Libéralisme : Hayek, théoricien du laissez-faire

L’économiste autrichien Friedrich Hayek est connu pour sa défense originale des idées libérales, qu’il opposait à la conception trop dominante qu’il jugeait trop rationaliste ou « constructiviste ».
Par Marius-Joseph Marchetti.
Qui est Hayek, cet auteur libéral incontournable du XXème siècle qui est réputé avoir introduit le laissez-faire en économie ? Friedrich Hayek a reçu le « prix Nobel » d’Économie de 1974 pour ses travaux sur la théorie des cycles économiques, approfondissant les travaux de son mentor Ludwig Von Mises (figure emblématique et centrale de l’École autrichienne, connue dans les milieux libéraux et libertariens pour son ouvrage d’économie L’Action Humaine, son magnum opus de 900 pages). Si l’on devait résumer l’œuvre de Hayek, nous pourrions simplement dire qu’elle fut sans cesse dédiée à combattre les idées constructivistes.

QU’EST-CE QUE LE CONSTRUCTIVISME ?

Le constructivisme, ou rationalisme constructiviste, n’est pas à confondre avec le rationalisme évolutionniste. Le constructivisme résulte d’une prétention criminelle, d’une « présomption fatale » (pour reprendre le titre de son ouvrage), qui consiste à croire qu’on peut ériger un ordre par la seule volonté, en faisant table rase des conventions et des ordres existants.
La dénonciation du constructivisme par Friedrich Hayek occupa la seconde partie de sa vie, durant laquelle il rédigea La Route de la servitudeDroit, Législation et LibertéLa Constitution de la LibertéLa Présomption Fatale, et bien d’autres encore.
Il nous semble nécessaire de rappeler que l’anti-constructivisme de Hayek provient de sa conception conséquentialiste, à l’opposé de l’utilitarisme classique. Dans son Droit, Législation et Liberté, Hayek pose clairement sa préférence pour ce qu’il nomme un Rule-Utilitarianism(qui consiste à découvrir des règles de juste conduite qui permettent d’accroître le degré de complexité de l’ordre étendu et de la civilisation), à l’inverse de l’Act-Utilitarianism, qui correspond à des formes d’utilitarisme plus classique que l’on retrouve chez Jeremy Bentham et John Stuart Mill.
>>> Lire aussi sur Hayek : Droit, Législation et liberté
Pourquoi donc ? Car selon lui, le processus de sélection des normes ne pourrait permettre autant de bénéfices publics si on s’opposait à lui au nom d’un « principe de non-nuisance » (Stuart Mill), ou d’une conception de « justice sociale », qui s’intéresserait à un état qui peut se dégrader pour certains individus (imaginons que l’entreprise d’un individu fasse faillite, il y aura nuisance pour lui et les personnes qu’il fait travailler) plutôt que sur un processus qui accroît le nombre de fins possibles pour un nombre toujours croissant d’individus1.
Longtemps avant qu’Auguste Comte n’introduise le terme « positivisme », Bentham avait posé solidement les fondations de ce que nous appelons aujourd’hui le positivisme légal et moral : c’est-à-dire l’interprétation constructiviste des systèmes de droit et de morale selon laquelle la validité et la signification de ceux-ci sont considérés comme dépendant pleinement de la volonté et de l’intention de ceux qui les ont conçus.  Friedrich Hayek, La Présomption fatale
Cette opposition nous permet de nous rendre compte de la différence qui existe entre deux grandes formes de rationalisme.

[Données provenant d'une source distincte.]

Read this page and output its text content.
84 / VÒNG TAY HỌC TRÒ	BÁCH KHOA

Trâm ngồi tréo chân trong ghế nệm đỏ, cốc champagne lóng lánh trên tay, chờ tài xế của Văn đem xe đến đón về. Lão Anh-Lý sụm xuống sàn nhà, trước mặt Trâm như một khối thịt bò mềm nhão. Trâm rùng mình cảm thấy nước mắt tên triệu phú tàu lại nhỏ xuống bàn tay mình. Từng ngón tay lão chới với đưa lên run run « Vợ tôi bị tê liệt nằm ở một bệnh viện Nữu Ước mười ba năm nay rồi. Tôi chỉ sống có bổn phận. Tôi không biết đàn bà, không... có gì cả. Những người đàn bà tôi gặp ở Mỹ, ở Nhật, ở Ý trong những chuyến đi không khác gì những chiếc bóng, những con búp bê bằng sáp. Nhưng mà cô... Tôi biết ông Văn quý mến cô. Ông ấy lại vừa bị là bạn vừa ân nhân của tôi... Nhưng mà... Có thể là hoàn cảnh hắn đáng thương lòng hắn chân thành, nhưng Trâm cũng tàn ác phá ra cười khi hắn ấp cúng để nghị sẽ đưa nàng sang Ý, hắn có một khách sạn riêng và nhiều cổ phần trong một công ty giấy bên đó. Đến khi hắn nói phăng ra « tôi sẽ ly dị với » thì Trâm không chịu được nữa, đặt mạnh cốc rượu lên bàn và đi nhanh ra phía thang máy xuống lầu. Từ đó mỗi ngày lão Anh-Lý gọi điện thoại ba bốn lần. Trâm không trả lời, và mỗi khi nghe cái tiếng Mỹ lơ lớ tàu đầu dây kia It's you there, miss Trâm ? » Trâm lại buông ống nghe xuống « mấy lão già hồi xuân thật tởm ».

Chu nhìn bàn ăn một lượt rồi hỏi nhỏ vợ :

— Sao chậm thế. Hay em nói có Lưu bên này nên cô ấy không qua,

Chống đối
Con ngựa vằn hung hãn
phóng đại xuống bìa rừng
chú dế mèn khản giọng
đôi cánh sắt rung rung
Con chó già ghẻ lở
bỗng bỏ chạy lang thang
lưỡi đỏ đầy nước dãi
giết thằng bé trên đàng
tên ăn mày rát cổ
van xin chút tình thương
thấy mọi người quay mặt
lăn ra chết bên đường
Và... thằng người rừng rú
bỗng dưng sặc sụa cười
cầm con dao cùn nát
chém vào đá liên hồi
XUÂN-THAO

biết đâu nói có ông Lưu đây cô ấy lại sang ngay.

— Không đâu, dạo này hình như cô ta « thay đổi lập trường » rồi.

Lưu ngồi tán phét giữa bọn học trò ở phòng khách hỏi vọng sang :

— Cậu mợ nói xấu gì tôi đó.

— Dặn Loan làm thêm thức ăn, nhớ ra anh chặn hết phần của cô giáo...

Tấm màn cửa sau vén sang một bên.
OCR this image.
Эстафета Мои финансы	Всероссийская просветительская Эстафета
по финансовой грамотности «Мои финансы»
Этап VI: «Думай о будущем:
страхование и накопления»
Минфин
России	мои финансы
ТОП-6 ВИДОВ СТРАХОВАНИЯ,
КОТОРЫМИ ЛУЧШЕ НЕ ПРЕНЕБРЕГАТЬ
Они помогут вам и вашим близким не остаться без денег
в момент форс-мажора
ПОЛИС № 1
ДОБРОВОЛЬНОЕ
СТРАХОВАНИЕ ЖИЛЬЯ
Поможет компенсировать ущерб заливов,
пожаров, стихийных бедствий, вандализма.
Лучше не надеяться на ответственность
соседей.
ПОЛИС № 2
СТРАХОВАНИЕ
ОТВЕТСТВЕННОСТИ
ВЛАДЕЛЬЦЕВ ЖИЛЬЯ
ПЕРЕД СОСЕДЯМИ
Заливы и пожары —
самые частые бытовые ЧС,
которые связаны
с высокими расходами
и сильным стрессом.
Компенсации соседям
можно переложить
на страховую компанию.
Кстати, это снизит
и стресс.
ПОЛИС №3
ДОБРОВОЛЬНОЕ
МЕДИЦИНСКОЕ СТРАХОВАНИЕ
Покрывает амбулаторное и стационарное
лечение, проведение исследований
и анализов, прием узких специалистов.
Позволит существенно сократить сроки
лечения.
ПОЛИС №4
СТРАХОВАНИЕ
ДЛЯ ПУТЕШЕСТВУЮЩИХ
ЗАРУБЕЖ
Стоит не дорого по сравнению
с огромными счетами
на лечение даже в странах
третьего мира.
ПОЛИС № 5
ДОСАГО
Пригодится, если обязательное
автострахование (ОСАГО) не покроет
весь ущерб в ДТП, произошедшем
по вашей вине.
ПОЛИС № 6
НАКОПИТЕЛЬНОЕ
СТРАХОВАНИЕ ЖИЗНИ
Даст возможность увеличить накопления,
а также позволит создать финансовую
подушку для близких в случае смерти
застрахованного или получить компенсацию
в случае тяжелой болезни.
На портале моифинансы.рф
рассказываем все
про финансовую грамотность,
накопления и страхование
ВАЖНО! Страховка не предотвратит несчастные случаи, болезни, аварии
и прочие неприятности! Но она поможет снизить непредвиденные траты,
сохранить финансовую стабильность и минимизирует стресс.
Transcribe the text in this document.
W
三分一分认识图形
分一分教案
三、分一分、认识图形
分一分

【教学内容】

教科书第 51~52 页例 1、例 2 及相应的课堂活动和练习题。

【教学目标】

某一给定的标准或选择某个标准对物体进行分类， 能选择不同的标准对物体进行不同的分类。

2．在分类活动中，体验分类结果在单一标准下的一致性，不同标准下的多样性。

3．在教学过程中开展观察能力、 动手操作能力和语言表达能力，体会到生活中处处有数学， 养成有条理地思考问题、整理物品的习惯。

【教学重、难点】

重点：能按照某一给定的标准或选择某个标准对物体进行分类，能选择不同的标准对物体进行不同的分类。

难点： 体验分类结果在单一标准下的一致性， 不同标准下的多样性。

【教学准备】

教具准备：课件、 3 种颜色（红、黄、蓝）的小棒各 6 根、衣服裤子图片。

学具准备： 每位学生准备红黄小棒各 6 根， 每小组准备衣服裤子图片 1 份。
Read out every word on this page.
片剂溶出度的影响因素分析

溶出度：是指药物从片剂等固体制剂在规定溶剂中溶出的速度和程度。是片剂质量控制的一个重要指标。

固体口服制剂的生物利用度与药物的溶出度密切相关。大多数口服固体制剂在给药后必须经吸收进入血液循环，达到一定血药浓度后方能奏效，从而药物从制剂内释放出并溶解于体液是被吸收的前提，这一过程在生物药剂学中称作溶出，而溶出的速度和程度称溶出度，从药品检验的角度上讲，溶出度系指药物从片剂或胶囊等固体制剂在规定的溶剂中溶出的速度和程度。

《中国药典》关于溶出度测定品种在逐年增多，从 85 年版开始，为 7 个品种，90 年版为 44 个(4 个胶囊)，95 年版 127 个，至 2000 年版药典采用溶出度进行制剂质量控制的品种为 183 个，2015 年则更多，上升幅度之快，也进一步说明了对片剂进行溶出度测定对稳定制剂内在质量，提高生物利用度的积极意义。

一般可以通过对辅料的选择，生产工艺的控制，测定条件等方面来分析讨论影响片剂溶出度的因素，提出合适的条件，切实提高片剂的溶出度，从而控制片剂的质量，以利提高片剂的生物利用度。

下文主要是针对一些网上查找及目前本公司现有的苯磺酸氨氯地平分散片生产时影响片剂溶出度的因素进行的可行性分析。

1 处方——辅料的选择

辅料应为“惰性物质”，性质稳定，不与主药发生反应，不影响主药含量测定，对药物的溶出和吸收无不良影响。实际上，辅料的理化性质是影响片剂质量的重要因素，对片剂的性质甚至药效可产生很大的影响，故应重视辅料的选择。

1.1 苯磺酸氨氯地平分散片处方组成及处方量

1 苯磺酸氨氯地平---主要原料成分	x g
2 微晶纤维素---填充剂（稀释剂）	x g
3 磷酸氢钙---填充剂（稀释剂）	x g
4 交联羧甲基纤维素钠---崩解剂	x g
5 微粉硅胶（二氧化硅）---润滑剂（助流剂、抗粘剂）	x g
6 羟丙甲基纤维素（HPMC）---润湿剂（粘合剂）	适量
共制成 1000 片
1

Cette différence, entre ce que Hayek nomme le rationalisme constructiviste et le rationalisme évolutionniste, peut être résumé par ce propos de Hayek :
L’homme ne naît pas sage, rationnel et bon, mais a dû apprendre à le devenir. Ce n’est pas notre intelligence qui a créé notre morale, mais plutôt les interactions humaines régies par notre morale qui ont rendu possible le développement de la raison et des capacités qui lui sont associées. L’homme est devenu intelligent parce qu’il y avait pour lui une tradition – celle qui se tient entre l’instinct et la raison – pour apprendre.
Le rationalisme évolutionniste de Hayek se caractérise par une appréhension de phénomènes complexes qui existent depuis des siècles, en se modifiant et s’étendant au fur à mesure que les interactions humaines évoluent. Il estime que les conceptions qui permettent aux hommes d’appréhender le monde aujourd’hui proviennent de trois strates successives qui se sont formées au cours de l’évolution culturelle : Instinct, Tradition et Raison.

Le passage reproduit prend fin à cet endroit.